A building with 60,000 SF leased to a coworking operator may be underwritten as if 15,000-30,000 SF is vacant, depending on the operator's credit profile and the local sublease market. The practical effect is that office buildings with coworking anchor tenants face tighter loan proceeds, higher debt costs, and lender requirements for cash reserves to cover potential operator defaults.
Institutional landlords have responded to coworking underwriting constraints by restructuring their operator relationships away from master leases toward models that eliminate the long-term fixed-rent exposure.

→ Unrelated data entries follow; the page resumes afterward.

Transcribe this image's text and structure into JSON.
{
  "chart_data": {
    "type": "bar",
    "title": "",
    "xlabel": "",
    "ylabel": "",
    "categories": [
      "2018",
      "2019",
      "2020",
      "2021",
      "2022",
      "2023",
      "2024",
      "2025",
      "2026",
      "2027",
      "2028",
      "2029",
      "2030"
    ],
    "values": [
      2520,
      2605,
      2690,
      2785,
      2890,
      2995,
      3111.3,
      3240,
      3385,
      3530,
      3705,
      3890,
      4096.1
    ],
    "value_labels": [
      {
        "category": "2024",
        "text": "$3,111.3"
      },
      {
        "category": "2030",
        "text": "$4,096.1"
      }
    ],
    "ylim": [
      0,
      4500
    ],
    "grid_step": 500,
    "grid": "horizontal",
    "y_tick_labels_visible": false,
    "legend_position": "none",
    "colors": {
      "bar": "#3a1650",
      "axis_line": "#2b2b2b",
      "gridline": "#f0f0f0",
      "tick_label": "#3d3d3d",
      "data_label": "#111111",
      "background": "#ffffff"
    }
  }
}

Management agreements place the landlord and operator in an income-sharing arrangement; the landlord retains the revenue stream and pays the operator a management fee, keeping the risk of occupancy shortfall on the asset owner's balance sheet.
Profit-sharing leases tie rent to a percentage of sublease revenue, converting the fixed obligation to a variable one. Some landlords, particularly institutional owners with asset management platforms, have moved to direct flexible office operations, eliminating the operator layer entirely and capturing the sublease spread themselves, accepting operational complexity in exchange for economic control.
The ASC 842 and IFRS 16 lease accounting standards, both effective for most entities since 2019, have significantly complicated the financial profile of coworking operators. Under both standards, operators must recognize a right-of-use (ROU) asset and corresponding lease liability for each master lease on their balance sheets, converting off-balance-sheet rent obligations into large on-balance-sheet liabilities.
From the landlord's perspective, sublease income (the revenue stream from members) is reported separately from the master lease obligation and receives different GAAP income recognition treatment: variable or short-term sublease receipts are not capitalized at inception, meaning landlords and investors underwriting coworking assets cannot rely on GAAP financials alone to assess sublease revenue stability.